Tre generazioni dietro l'azienda Nettuno

La colatura di acciughe: dagli antichi romani a Cetara

Giulio Giordano ci spiega come la colatura sia un prodotto che si fa da sempre a Cetara: “Una ricetta antichissima che deriva dal famoso latino garum: condimento liquido a base di interiora di pesce utilizzato per insaporire moltissime pietanze”. La Colatura a Cetara si produce fin dal XIII secolo: “La tradizione fa risalire questa produzione ad un antico monastero nel centro di Cetara. I pescatori di quei tempi erano soliti regalare una scatola di acciughe ai religiosi che iniziarono così a fare la colatura”. La svolta per la riscoperta della colatura avvenne nel 1997, quando Cetara divenne Patrimonio dell’Umanità UNESCO come parte della splendida Amalfi Coast Nel 2020, dopo un lungo iter burocratico, la colatura è stata registrata come DOP. Norme rigorose prevedono la localizzazione della produzione nei comuni della provincia di Salerno e un affinamento di almeno 10 mesi minimo 3 anni di stagionatura, ecco perché la nostra colatura è un concentrato di gusto”, spiega Giordano mentre ci mostra come si svolge la lavorazione tradizionale.

La spillatura della colatura di acciughe

Come si produce la colatura di alici di Cetara

“La colatura non è altro che la maturazione delle acciughe sotto sale, che macerando rilasciano un liquido molto gustoso”, dice Giulio Giordano. Fondamentale è il terzigno, cioè la botte dove vengono lasciate le acciughe, così chiamata “perché è la terza parte delle botti di castagno”. Le fasi di produzione sono numerose e specifiche, tutte strettamente ancorate alla tradizione: “Si parte dalla scazzatura, ovvero la decapitazione dell’acciuga con un solo colpo fatto a mano, eliminando anche le interiora del pesce. Un procedimento che qui facciamo interamente a mano.” Poi passiamo alla brasatura, lasciandole marinare per 24 ore con sale: “Alla fine prendete le acciughe e disponetele a corona all’interno del terzo strato, alternandole con strati di sale Le acciughe devono essere disposte a pancia in giù, in modo che la pressatura sia omogenea”.

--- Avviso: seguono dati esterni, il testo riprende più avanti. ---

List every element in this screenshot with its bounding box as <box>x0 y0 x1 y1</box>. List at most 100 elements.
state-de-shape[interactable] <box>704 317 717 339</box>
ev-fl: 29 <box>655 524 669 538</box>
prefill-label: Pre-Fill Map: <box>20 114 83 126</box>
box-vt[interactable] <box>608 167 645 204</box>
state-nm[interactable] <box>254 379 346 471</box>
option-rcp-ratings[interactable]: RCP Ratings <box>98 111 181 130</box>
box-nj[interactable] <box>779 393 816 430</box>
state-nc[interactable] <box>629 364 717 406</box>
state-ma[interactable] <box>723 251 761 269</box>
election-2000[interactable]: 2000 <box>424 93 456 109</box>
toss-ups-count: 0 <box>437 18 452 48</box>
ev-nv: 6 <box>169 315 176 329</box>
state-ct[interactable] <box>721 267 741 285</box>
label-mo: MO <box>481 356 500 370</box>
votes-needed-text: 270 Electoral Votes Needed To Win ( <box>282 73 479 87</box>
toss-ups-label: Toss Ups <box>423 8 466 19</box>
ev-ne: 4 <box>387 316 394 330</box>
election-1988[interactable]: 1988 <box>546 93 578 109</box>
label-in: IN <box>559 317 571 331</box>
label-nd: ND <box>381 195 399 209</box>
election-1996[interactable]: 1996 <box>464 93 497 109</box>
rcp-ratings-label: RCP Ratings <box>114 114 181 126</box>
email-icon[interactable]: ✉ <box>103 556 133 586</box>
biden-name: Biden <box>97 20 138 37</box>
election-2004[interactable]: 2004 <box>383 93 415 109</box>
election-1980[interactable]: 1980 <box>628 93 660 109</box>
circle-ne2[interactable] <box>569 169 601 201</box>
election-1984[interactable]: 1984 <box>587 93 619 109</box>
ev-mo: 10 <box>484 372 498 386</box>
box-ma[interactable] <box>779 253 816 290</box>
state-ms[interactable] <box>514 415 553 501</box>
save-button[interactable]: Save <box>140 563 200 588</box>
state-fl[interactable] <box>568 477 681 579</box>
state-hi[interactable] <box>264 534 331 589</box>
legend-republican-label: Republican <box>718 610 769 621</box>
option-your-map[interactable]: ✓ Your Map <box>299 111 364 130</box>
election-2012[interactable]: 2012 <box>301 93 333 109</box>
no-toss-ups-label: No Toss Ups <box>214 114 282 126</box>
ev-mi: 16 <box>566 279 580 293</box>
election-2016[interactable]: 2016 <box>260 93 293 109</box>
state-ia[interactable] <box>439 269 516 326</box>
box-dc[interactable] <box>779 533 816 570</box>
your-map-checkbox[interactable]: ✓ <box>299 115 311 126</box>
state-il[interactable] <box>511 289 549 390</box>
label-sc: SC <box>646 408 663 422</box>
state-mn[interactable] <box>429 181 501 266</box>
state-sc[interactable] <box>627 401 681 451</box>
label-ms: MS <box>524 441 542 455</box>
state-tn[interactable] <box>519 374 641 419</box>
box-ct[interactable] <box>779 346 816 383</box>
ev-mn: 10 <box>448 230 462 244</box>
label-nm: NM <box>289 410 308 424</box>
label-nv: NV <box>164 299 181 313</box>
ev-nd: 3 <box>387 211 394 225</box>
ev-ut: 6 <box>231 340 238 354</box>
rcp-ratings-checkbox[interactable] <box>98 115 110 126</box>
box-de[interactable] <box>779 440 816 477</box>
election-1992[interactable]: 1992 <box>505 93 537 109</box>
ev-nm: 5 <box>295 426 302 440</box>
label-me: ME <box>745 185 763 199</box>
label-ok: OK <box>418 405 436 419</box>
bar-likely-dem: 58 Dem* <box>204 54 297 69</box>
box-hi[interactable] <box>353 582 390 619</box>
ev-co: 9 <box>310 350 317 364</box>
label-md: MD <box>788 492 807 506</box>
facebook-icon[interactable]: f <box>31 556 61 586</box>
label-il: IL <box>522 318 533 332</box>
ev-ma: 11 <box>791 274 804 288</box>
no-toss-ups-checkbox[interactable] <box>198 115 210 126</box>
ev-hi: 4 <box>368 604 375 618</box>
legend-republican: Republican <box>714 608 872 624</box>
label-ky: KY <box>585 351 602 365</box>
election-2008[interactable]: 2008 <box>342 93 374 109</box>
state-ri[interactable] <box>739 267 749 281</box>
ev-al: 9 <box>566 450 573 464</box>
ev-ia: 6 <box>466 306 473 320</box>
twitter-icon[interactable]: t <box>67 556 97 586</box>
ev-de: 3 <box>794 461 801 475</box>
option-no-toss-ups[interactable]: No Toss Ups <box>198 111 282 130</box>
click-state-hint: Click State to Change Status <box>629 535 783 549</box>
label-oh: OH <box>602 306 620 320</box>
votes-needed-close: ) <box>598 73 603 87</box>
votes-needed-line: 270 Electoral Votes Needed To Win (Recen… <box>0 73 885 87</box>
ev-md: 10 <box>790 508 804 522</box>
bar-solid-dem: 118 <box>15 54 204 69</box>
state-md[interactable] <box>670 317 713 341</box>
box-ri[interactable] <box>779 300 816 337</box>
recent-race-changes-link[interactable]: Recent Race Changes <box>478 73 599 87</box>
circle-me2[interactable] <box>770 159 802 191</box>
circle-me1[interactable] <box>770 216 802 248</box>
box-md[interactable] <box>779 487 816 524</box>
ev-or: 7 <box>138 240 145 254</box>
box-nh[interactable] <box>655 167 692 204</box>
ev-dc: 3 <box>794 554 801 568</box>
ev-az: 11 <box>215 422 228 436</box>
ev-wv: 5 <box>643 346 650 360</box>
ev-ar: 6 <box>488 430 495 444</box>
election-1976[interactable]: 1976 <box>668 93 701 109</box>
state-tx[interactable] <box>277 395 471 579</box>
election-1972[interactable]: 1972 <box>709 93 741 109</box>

Giulio Giordano prepara la salsa di acciughe

Da qui viene poi posto un pesante masso sopra il coperchio della botte e le acciughe vengono lasciate riposare per 3 anni. Una volta raggiunta la maturazione desiderata, sul fondo del terzo strato viene praticato un foro con uno strumento appuntito chiamato vriale, dal quale si comincia ad aspirare il liquido. Un processo di cui Giulio Giordano si emoziona ancora nel parlare, ricordando quando suo padre gli permise di fare il primo foro. “Le nostre botti sono molto vecchie, anche 60, 70 anni”, dice con orgoglio. Il risultato è un liquido molto intenso, dal colore ambrato scuro, da abbinare a bruschette o spaghetti. Ricetta? “Per prima cosa unire l’olio, l’aglio e il sugo in un contenitore senza cuocere. Poi si butta la pasta dopo averla bollita senza sale. A piacere potete aggiungere un po’ di prezzemolo.”